Baleia jubarte avistada no litoral norte paulista; projeto já flagrou mais de 130 aparições neste ano, o dobro de 2020 - Julio Cardoso/Projeto Baleia a Vista

Desde a juventude Cardoso gostava de navegar. Em 2002, ao participar de um torneio de pesca oceânica, ele e a tripulação avistaram uma baleia azul.

Depois dessa experiência ele deixou os arpões de lado e se armou de câmeras fotográficas para fazer registro dos animais. O primeiro registro oficial foi em 2004, em Ilhabela. Não parou mais e já acumula centenas de registros.

O trabalho no mar desenvolvido por esse ex-executivo de grandes multinacionais virou referência entre acadêmicos, que buscam nas imagens captadas por ele subsídios para as suas pesquisas.

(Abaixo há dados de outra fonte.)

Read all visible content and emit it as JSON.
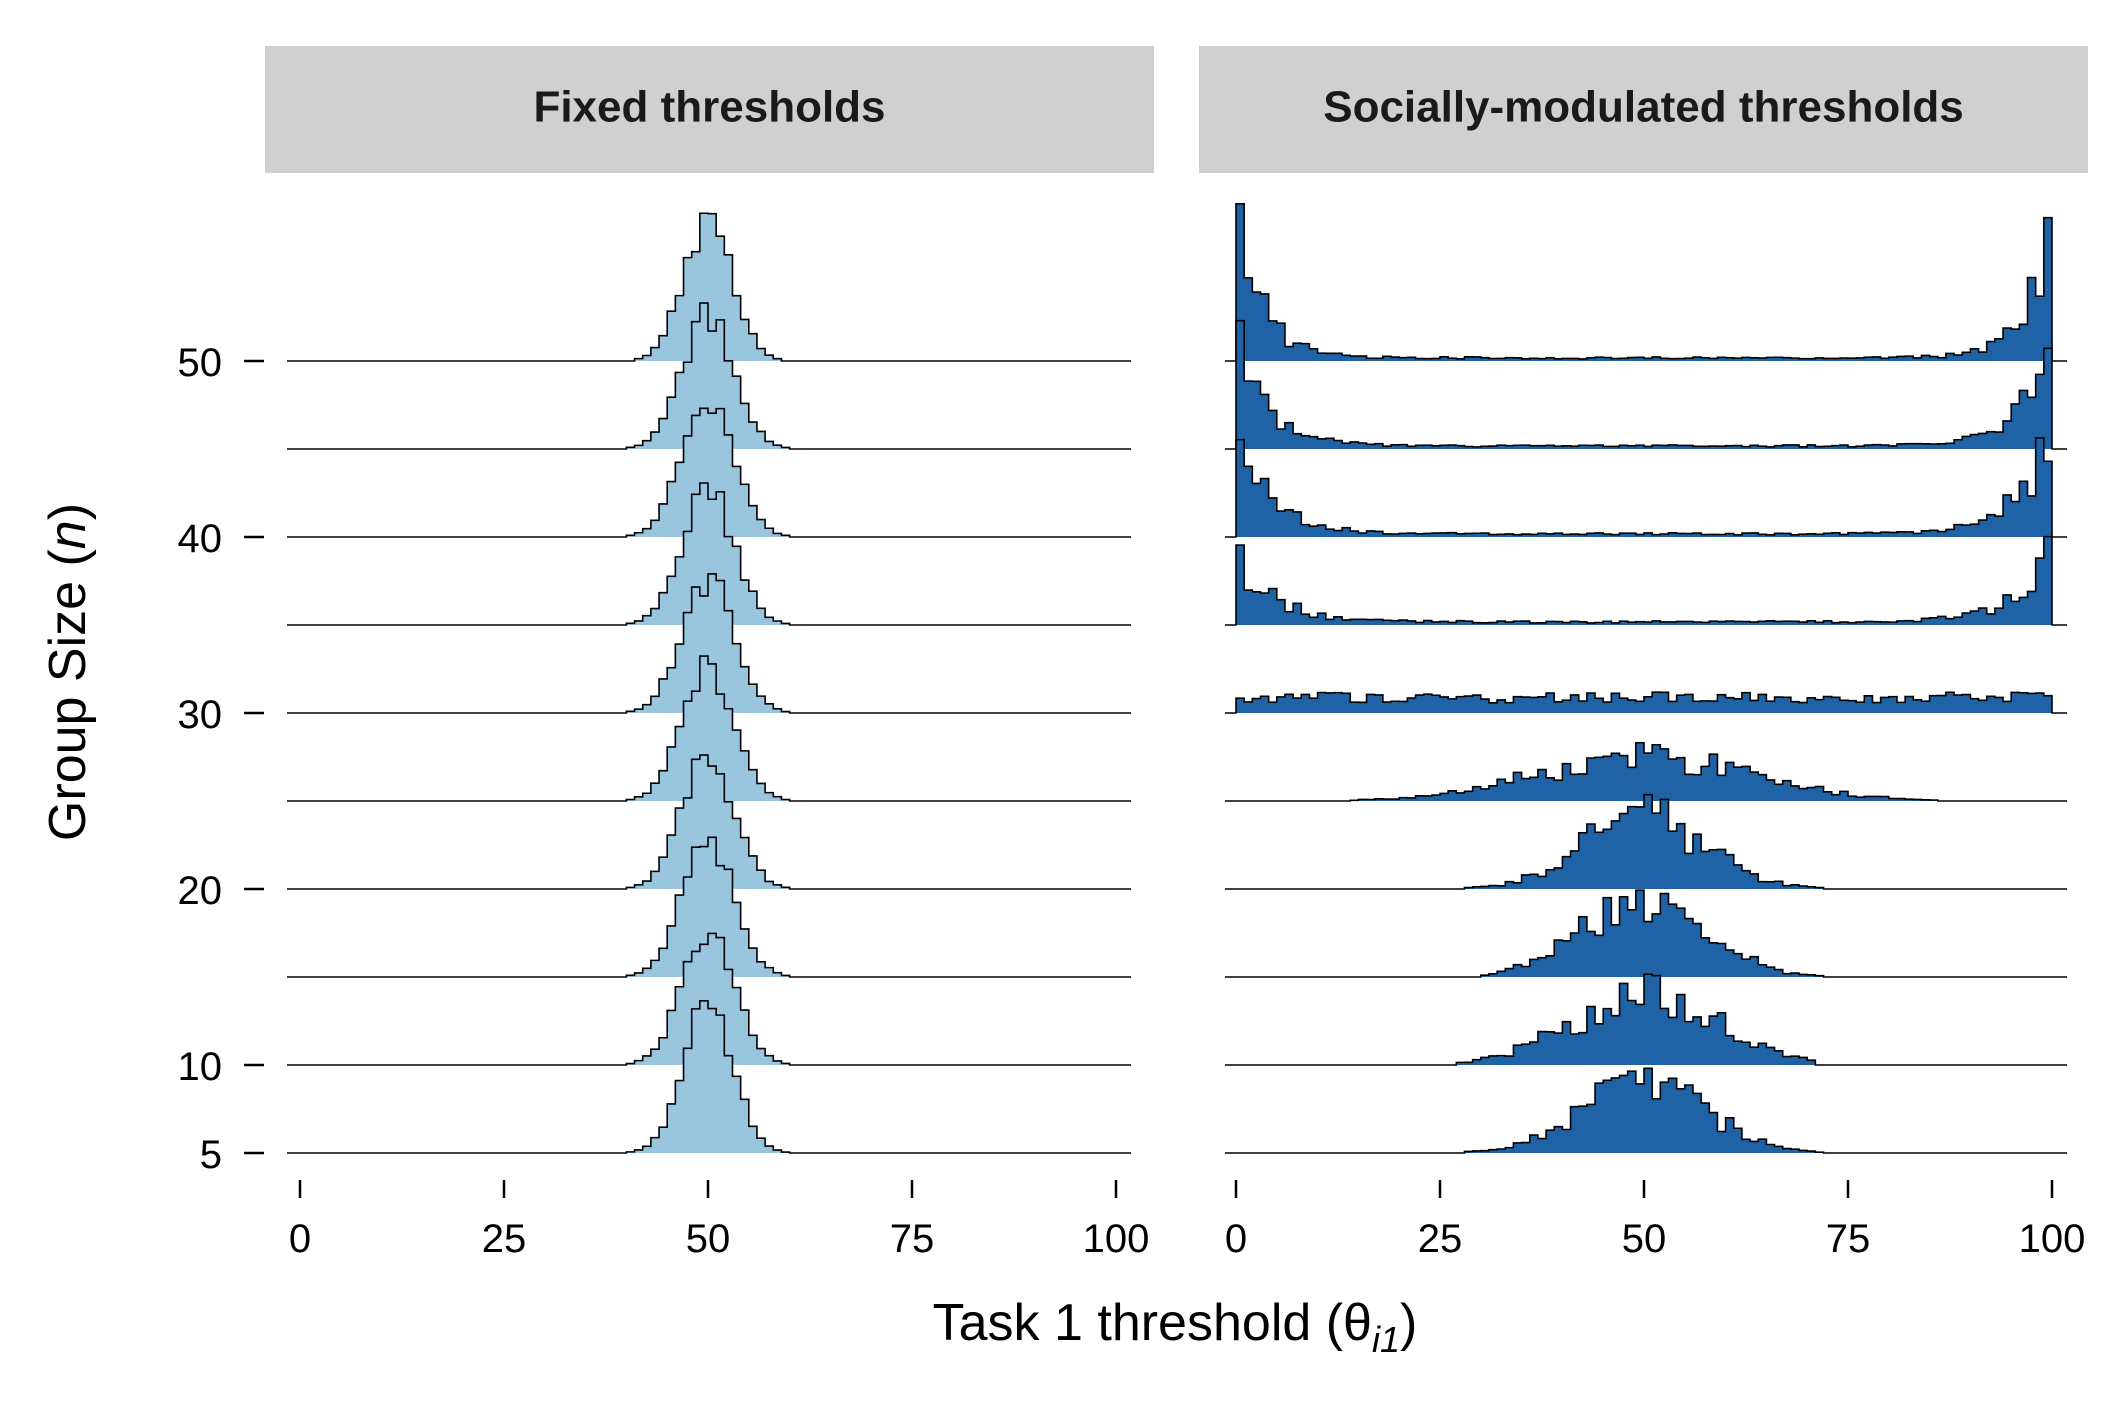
{
  "chart_data": {
    "type": "ridgeline-histogram",
    "xlabel": "Task 1 threshold (θ",
    "xlabel_sub": "i1",
    "xlabel_close": ")",
    "ylabel": "Group Size (",
    "ylabel_italic": "n",
    "ylabel_close": ")",
    "xlim": [
      0,
      100
    ],
    "x_ticks": [
      0,
      25,
      50,
      75,
      100
    ],
    "y_ticks": [
      5,
      10,
      20,
      30,
      40,
      50
    ],
    "group_sizes": [
      5,
      10,
      15,
      20,
      25,
      30,
      35,
      40,
      45,
      50
    ],
    "colors": {
      "fixed": "#9ac5de",
      "social": "#1f63a6",
      "outline": "#000000",
      "strip_bg": "#d0d0d0"
    },
    "panels": [
      {
        "title": "Fixed thresholds",
        "color_key": "fixed",
        "series": [
          {
            "n": 5,
            "shape": "normal",
            "center": 50,
            "sd": 3.0,
            "peak": 0.98
          },
          {
            "n": 10,
            "shape": "normal",
            "center": 50,
            "sd": 3.2,
            "peak": 0.86
          },
          {
            "n": 15,
            "shape": "normal",
            "center": 50,
            "sd": 3.2,
            "peak": 0.86
          },
          {
            "n": 20,
            "shape": "normal",
            "center": 50,
            "sd": 3.2,
            "peak": 0.86
          },
          {
            "n": 25,
            "shape": "normal",
            "center": 50,
            "sd": 3.2,
            "peak": 0.86
          },
          {
            "n": 30,
            "shape": "normal",
            "center": 50,
            "sd": 3.2,
            "peak": 0.86
          },
          {
            "n": 35,
            "shape": "normal",
            "center": 50,
            "sd": 3.2,
            "peak": 0.86
          },
          {
            "n": 40,
            "shape": "normal",
            "center": 50,
            "sd": 3.2,
            "peak": 0.86
          },
          {
            "n": 45,
            "shape": "normal",
            "center": 50,
            "sd": 3.2,
            "peak": 0.86
          },
          {
            "n": 50,
            "shape": "normal",
            "center": 50,
            "sd": 3.0,
            "peak": 0.9
          }
        ]
      },
      {
        "title": "Socially-modulated thresholds",
        "color_key": "social",
        "series": [
          {
            "n": 5,
            "shape": "normal",
            "center": 50,
            "sd": 7.5,
            "peak": 0.46,
            "xmin": 27,
            "xmax": 78
          },
          {
            "n": 10,
            "shape": "normal",
            "center": 50,
            "sd": 9.0,
            "peak": 0.44,
            "xmin": 27,
            "xmax": 71
          },
          {
            "n": 15,
            "shape": "normal",
            "center": 50,
            "sd": 7.5,
            "peak": 0.5,
            "xmin": 30,
            "xmax": 75
          },
          {
            "n": 20,
            "shape": "normal",
            "center": 50,
            "sd": 7.5,
            "peak": 0.46,
            "xmin": 23,
            "xmax": 79
          },
          {
            "n": 25,
            "shape": "normal",
            "center": 50,
            "sd": 13.0,
            "peak": 0.28,
            "xmin": 0,
            "xmax": 100
          },
          {
            "n": 30,
            "shape": "flat",
            "level": 0.1
          },
          {
            "n": 35,
            "shape": "ushape",
            "edge": 0.45,
            "decay": 4.5,
            "floor": 0.02
          },
          {
            "n": 40,
            "shape": "ushape",
            "edge": 0.72,
            "decay": 4.0,
            "floor": 0.02
          },
          {
            "n": 45,
            "shape": "ushape",
            "edge": 0.8,
            "decay": 3.6,
            "floor": 0.02
          },
          {
            "n": 50,
            "shape": "ushape",
            "edge": 0.9,
            "decay": 3.2,
            "floor": 0.02
          }
        ]
      }
    ]
  }
}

Com a experiência de quem já fez mais de 700 registros, Cardoso afirma que vem percebendo mudanças. "O que tem acontecido ultimamente, e este ano foi um ano atípico, é que houve um aumento na aparição delas", afirma.

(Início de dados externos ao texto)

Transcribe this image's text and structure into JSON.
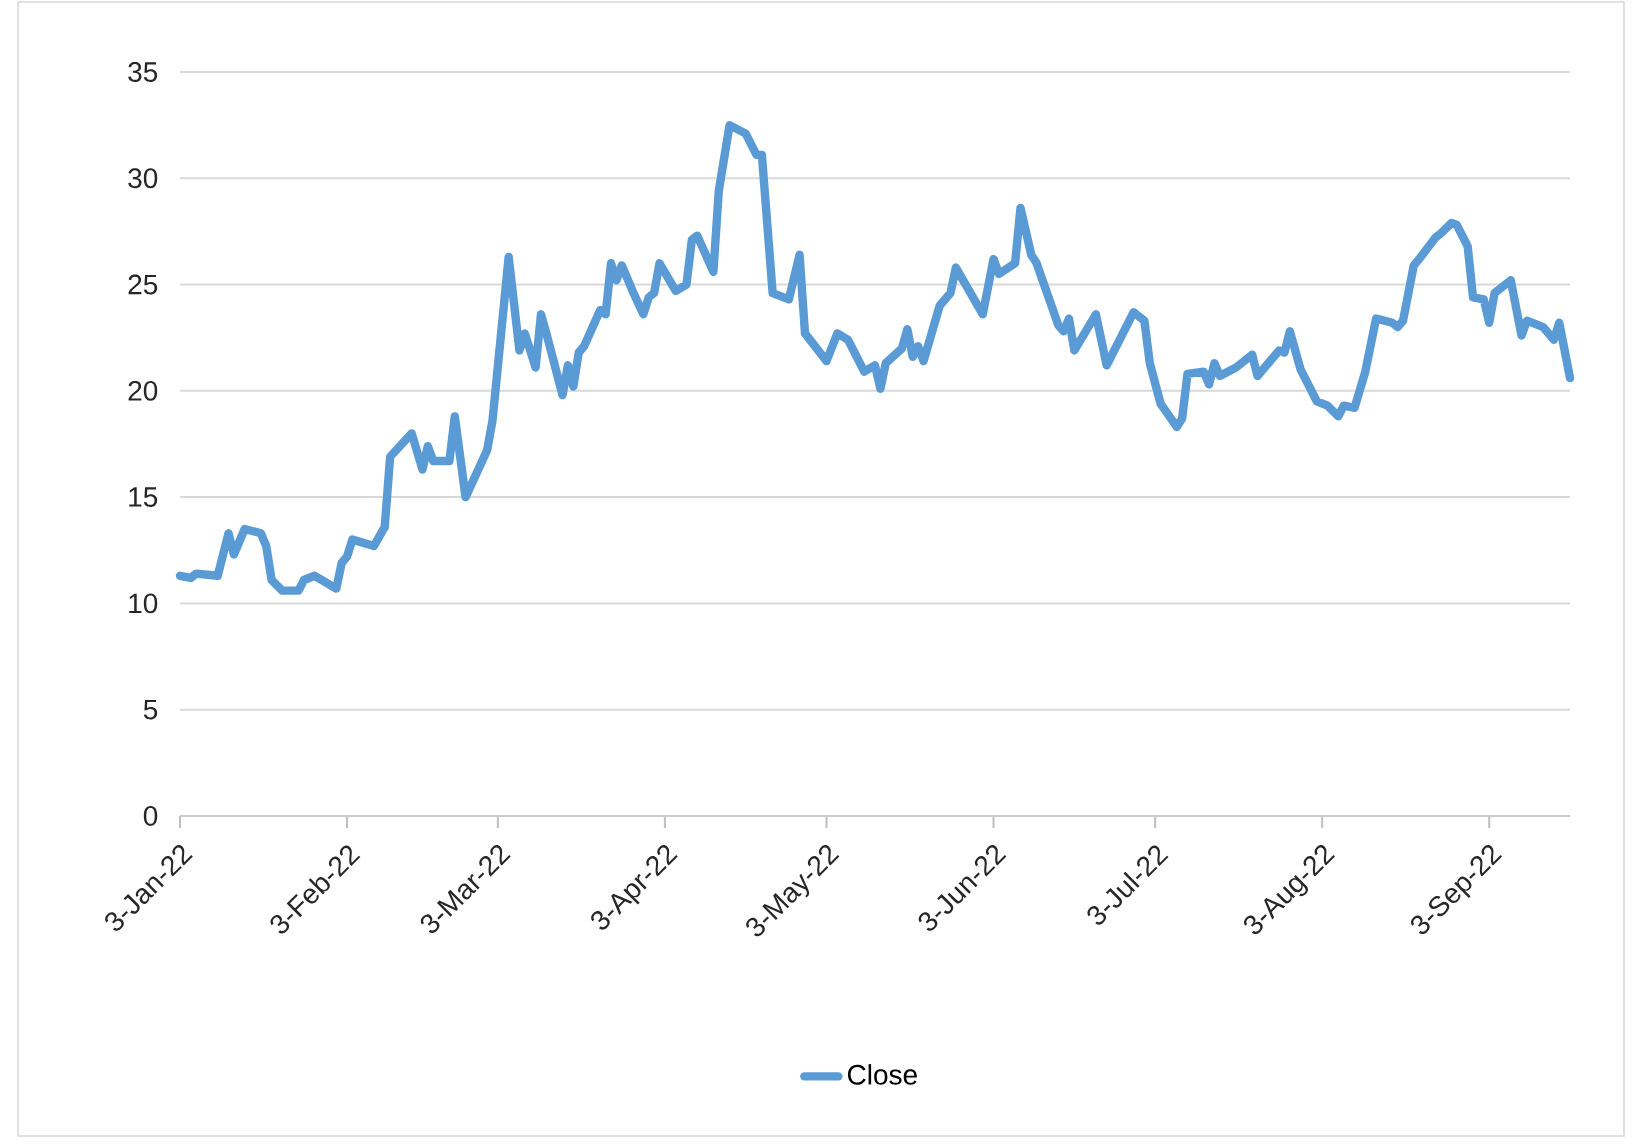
{
  "chart_data": {
    "type": "line",
    "x": [
      "2022-01-03",
      "2022-01-05",
      "2022-01-06",
      "2022-01-10",
      "2022-01-12",
      "2022-01-13",
      "2022-01-15",
      "2022-01-18",
      "2022-01-19",
      "2022-01-20",
      "2022-01-22",
      "2022-01-25",
      "2022-01-26",
      "2022-01-28",
      "2022-02-01",
      "2022-02-02",
      "2022-02-03",
      "2022-02-04",
      "2022-02-08",
      "2022-02-10",
      "2022-02-11",
      "2022-02-15",
      "2022-02-17",
      "2022-02-18",
      "2022-02-19",
      "2022-02-22",
      "2022-02-23",
      "2022-02-25",
      "2022-02-27",
      "2022-03-01",
      "2022-03-02",
      "2022-03-05",
      "2022-03-07",
      "2022-03-08",
      "2022-03-10",
      "2022-03-11",
      "2022-03-12",
      "2022-03-15",
      "2022-03-16",
      "2022-03-17",
      "2022-03-18",
      "2022-03-19",
      "2022-03-22",
      "2022-03-23",
      "2022-03-24",
      "2022-03-25",
      "2022-03-26",
      "2022-03-28",
      "2022-03-30",
      "2022-03-31",
      "2022-04-01",
      "2022-04-02",
      "2022-04-05",
      "2022-04-07",
      "2022-04-08",
      "2022-04-09",
      "2022-04-12",
      "2022-04-13",
      "2022-04-15",
      "2022-04-18",
      "2022-04-20",
      "2022-04-21",
      "2022-04-23",
      "2022-04-26",
      "2022-04-28",
      "2022-04-29",
      "2022-05-03",
      "2022-05-05",
      "2022-05-07",
      "2022-05-10",
      "2022-05-12",
      "2022-05-13",
      "2022-05-14",
      "2022-05-17",
      "2022-05-18",
      "2022-05-19",
      "2022-05-20",
      "2022-05-21",
      "2022-05-24",
      "2022-05-26",
      "2022-05-27",
      "2022-06-01",
      "2022-06-03",
      "2022-06-04",
      "2022-06-07",
      "2022-06-08",
      "2022-06-10",
      "2022-06-11",
      "2022-06-15",
      "2022-06-16",
      "2022-06-17",
      "2022-06-18",
      "2022-06-22",
      "2022-06-24",
      "2022-06-29",
      "2022-07-01",
      "2022-07-02",
      "2022-07-04",
      "2022-07-07",
      "2022-07-08",
      "2022-07-09",
      "2022-07-12",
      "2022-07-13",
      "2022-07-14",
      "2022-07-15",
      "2022-07-18",
      "2022-07-21",
      "2022-07-22",
      "2022-07-26",
      "2022-07-27",
      "2022-07-28",
      "2022-07-30",
      "2022-08-02",
      "2022-08-04",
      "2022-08-06",
      "2022-08-07",
      "2022-08-09",
      "2022-08-11",
      "2022-08-13",
      "2022-08-16",
      "2022-08-17",
      "2022-08-18",
      "2022-08-20",
      "2022-08-21",
      "2022-08-24",
      "2022-08-25",
      "2022-08-27",
      "2022-08-28",
      "2022-08-30",
      "2022-08-31",
      "2022-09-02",
      "2022-09-03",
      "2022-09-04",
      "2022-09-07",
      "2022-09-09",
      "2022-09-10",
      "2022-09-13",
      "2022-09-15",
      "2022-09-16",
      "2022-09-18"
    ],
    "series": [
      {
        "name": "Close",
        "color": "#5b9bd5",
        "values": [
          11.3,
          11.2,
          11.4,
          11.3,
          13.3,
          12.3,
          13.5,
          13.3,
          12.7,
          11.1,
          10.6,
          10.6,
          11.1,
          11.3,
          10.7,
          11.9,
          12.2,
          13.0,
          12.7,
          13.6,
          16.9,
          18.0,
          16.3,
          17.4,
          16.7,
          16.7,
          18.8,
          15.0,
          16.1,
          17.2,
          18.6,
          26.3,
          21.9,
          22.7,
          21.1,
          23.6,
          22.7,
          19.8,
          21.2,
          20.2,
          21.8,
          22.1,
          23.8,
          23.6,
          26.0,
          25.2,
          25.9,
          24.7,
          23.6,
          24.4,
          24.6,
          26.0,
          24.7,
          25.0,
          27.1,
          27.3,
          25.6,
          29.4,
          32.5,
          32.1,
          31.1,
          31.1,
          24.6,
          24.3,
          26.4,
          22.7,
          21.4,
          22.7,
          22.4,
          20.9,
          21.2,
          20.1,
          21.3,
          22.0,
          22.9,
          21.6,
          22.1,
          21.4,
          24.0,
          24.6,
          25.8,
          23.6,
          26.2,
          25.5,
          26.0,
          28.6,
          26.4,
          26.0,
          23.1,
          22.8,
          23.4,
          21.9,
          23.6,
          21.2,
          23.7,
          23.3,
          21.3,
          19.4,
          18.3,
          18.7,
          20.8,
          20.9,
          20.3,
          21.3,
          20.7,
          21.1,
          21.7,
          20.7,
          21.9,
          21.8,
          22.8,
          21.0,
          19.5,
          19.3,
          18.8,
          19.3,
          19.2,
          20.9,
          23.4,
          23.2,
          23.0,
          23.3,
          25.9,
          26.2,
          27.2,
          27.4,
          27.9,
          27.8,
          26.8,
          24.4,
          24.3,
          23.2,
          24.6,
          25.2,
          22.6,
          23.3,
          23.0,
          22.4,
          23.2,
          20.6
        ]
      }
    ],
    "xlim": [
      "2022-01-03",
      "2022-09-18"
    ],
    "xticks": [
      {
        "value": "2022-01-03",
        "label": "3-Jan-22"
      },
      {
        "value": "2022-02-03",
        "label": "3-Feb-22"
      },
      {
        "value": "2022-03-03",
        "label": "3-Mar-22"
      },
      {
        "value": "2022-04-03",
        "label": "3-Apr-22"
      },
      {
        "value": "2022-05-03",
        "label": "3-May-22"
      },
      {
        "value": "2022-06-03",
        "label": "3-Jun-22"
      },
      {
        "value": "2022-07-03",
        "label": "3-Jul-22"
      },
      {
        "value": "2022-08-03",
        "label": "3-Aug-22"
      },
      {
        "value": "2022-09-03",
        "label": "3-Sep-22"
      }
    ],
    "ylim": [
      0,
      35
    ],
    "yticks": [
      0,
      5,
      10,
      15,
      20,
      25,
      30,
      35
    ],
    "grid": "y",
    "legend": "bottom"
  }
}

Segundo seus cálculos, em 2019, foram avistadas 67, número que passou para 62 em 2020. Neste 2021, já são mais de 130, mais do que o dobro de 2020.

"Estamos constatando aumento ano a ano. Porém, neste ano foi atípico", afirmou.

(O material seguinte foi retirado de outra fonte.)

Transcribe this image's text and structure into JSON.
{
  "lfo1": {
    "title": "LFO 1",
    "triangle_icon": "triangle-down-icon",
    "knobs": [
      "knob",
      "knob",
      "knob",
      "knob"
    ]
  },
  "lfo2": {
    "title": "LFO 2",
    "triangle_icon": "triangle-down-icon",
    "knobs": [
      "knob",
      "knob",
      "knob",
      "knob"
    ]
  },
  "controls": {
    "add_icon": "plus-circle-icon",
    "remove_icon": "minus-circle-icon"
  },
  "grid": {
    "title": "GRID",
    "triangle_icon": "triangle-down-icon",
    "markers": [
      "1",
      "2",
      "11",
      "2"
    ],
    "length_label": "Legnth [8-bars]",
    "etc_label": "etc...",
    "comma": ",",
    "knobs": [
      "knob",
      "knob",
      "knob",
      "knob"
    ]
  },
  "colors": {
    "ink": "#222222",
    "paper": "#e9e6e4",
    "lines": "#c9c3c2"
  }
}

Outro fator que chamou a sua atenção foi o fato de que a temporada neste ano ter começado mais cedo e terminado mais tarde do que o usual. Geralmente, a temporada em que é possível avistar as baleias e os golfinhos vai de maio a setembro. "Já em abril conseguimos avistar algumas e até o mês passado [outubro] também", afirmou.

Elas também estão mais próximas da costa, segundo análise do navegante. "A poluição pode estar afetando de alguma maneira. Se você tem poluição, atrai mais cardumes de peixes e esses bichos [baleias] vêm atrás deles para se alimentar", afirma.

Prefeita diz que ninguém viu ataque

Em um vídeo publicado em suas redes sociais no dia 22 deste mês, a prefeita de Ubatuba, Flávia Pascoal (PL), negou que os ataques de tubarões tivessem acontecido nas praias da cidade.

"Temos que colocar isso às claras para que isso não venha a prejudicar a vinda de turistas para Ubatuba. Ninguém viu", fala, durante a gravação.

Desde a última terça-feira (23), a reportagem tenta, sem sucesso, contato com a prefeita por intermédio de sua assessoria de imprensa.

"Ela está igual ao prefeito do filme tubarão. Os ataques acontecendo e ele dizendo que não havia nada", afirma o oceanógrafo Rodrigo Cordeiro Mazzoleni, que coordena o grupo de estudos em tubarões no Brasil.